An article in the CrossFit Journal by Jason Cooper, and ICU nurse, discusses the case of a 21 year old female at death’s door from diabetes, which he argues is preventable with diet and exercise. But there is no profit for Big Pharma or in standard medical practice for preventing a disease that rakes in billions ($20B estimated sales of insulin alone by 2020)
“Cooper, you are getting a patient from the ER,” the charge nurse said.
“Cool. What do we have?”
“Twenty-one-year-old female in DKA (diabetic ketoacidosis). She’s critical.”
“Shit. Seriously, man?”
The patient arrived tachypneic and tachycardic, and she was the color of skim milk.
Tachypnea is a respiratory rate over 20 breaths per minute, the norm being 12-20. Tachycardia is any heart rate over 100 beats per minute, while the expected rate is 60-100.

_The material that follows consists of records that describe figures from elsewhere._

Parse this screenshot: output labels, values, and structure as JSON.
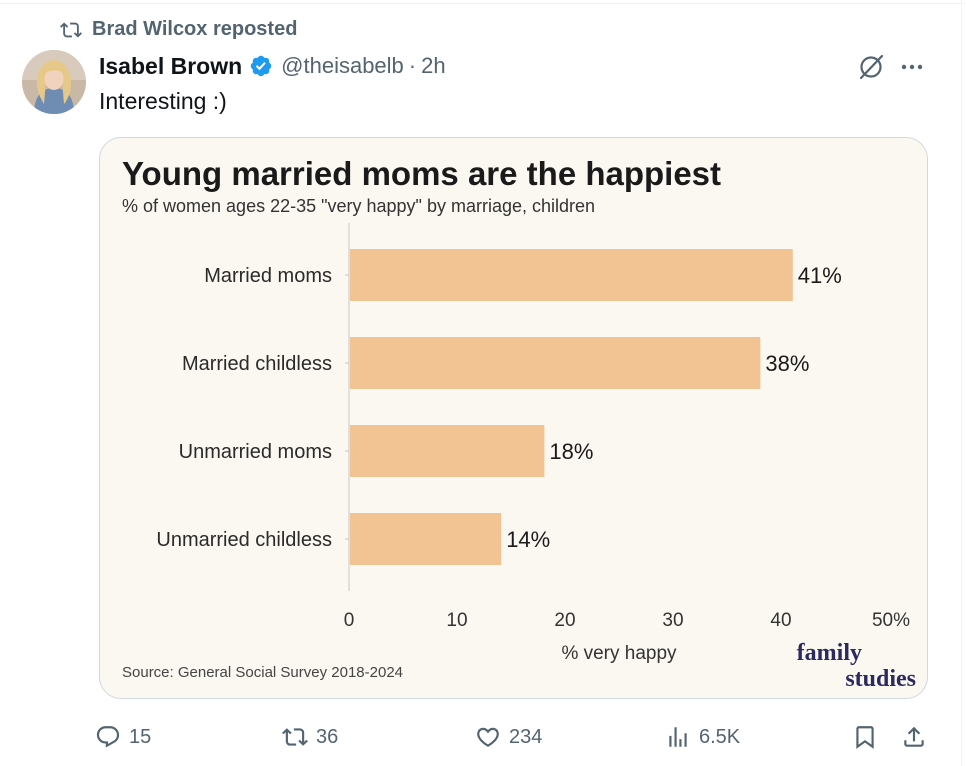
{
  "repost": {
    "label": "Brad Wilcox reposted",
    "icon": "repost-icon"
  },
  "tweet": {
    "author": "Isabel Brown",
    "handle": "@theisabelb",
    "separator": "·",
    "time": "2h",
    "text": "Interesting :)",
    "verified_color": "#1d9bf0"
  },
  "chart_data": {
    "type": "bar",
    "orientation": "horizontal",
    "title": "Young married moms are the happiest",
    "subtitle": "% of women ages 22-35 \"very happy\" by marriage, children",
    "categories": [
      "Married moms",
      "Married childless",
      "Unmarried moms",
      "Unmarried childless"
    ],
    "values": [
      41,
      38,
      18,
      14
    ],
    "value_labels": [
      "41%",
      "38%",
      "18%",
      "14%"
    ],
    "xlabel": "% very happy",
    "xlim": [
      0,
      50
    ],
    "ticks": [
      0,
      10,
      20,
      30,
      40,
      50
    ],
    "tick_labels": [
      "0",
      "10",
      "20",
      "30",
      "40",
      "50%"
    ],
    "source": "Source: General Social Survey 2018-2024",
    "logo": "family studies",
    "bar_color": "#f2c494",
    "background_color": "#fbf8f2",
    "grid": false
  },
  "actions": {
    "reply_count": "15",
    "repost_count": "36",
    "like_count": "234",
    "views_count": "6.5K"
  },
  "colors": {
    "secondary_text": "#536471",
    "primary_text": "#0f1419",
    "logo": "#2b2a5e"
  }
}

She was breathing 30 times per minute, and her heart rate was 135,
Her blood pH was 6.8. Most humans would not be speaking with a pH of 6.8. Most would be intubated on a ventilator. The normal range is 7.35-7.45 to maintain organ function—higher or lower and the body goes into distress. Her blood was far too acidic.
Her blood glucose was 675 mg/dL, which is 554 mg/dL over normal.
Please don’t code. Please. Please, God, help me stop this.
A “code” is short for a “code blue,” which is applied to any event that leads to respiratory arrest or cardiac arrest. This young lady was about to experience both, resulting in CPR. Her gray pallor and all her other clinical symptoms let me know she was close to coding.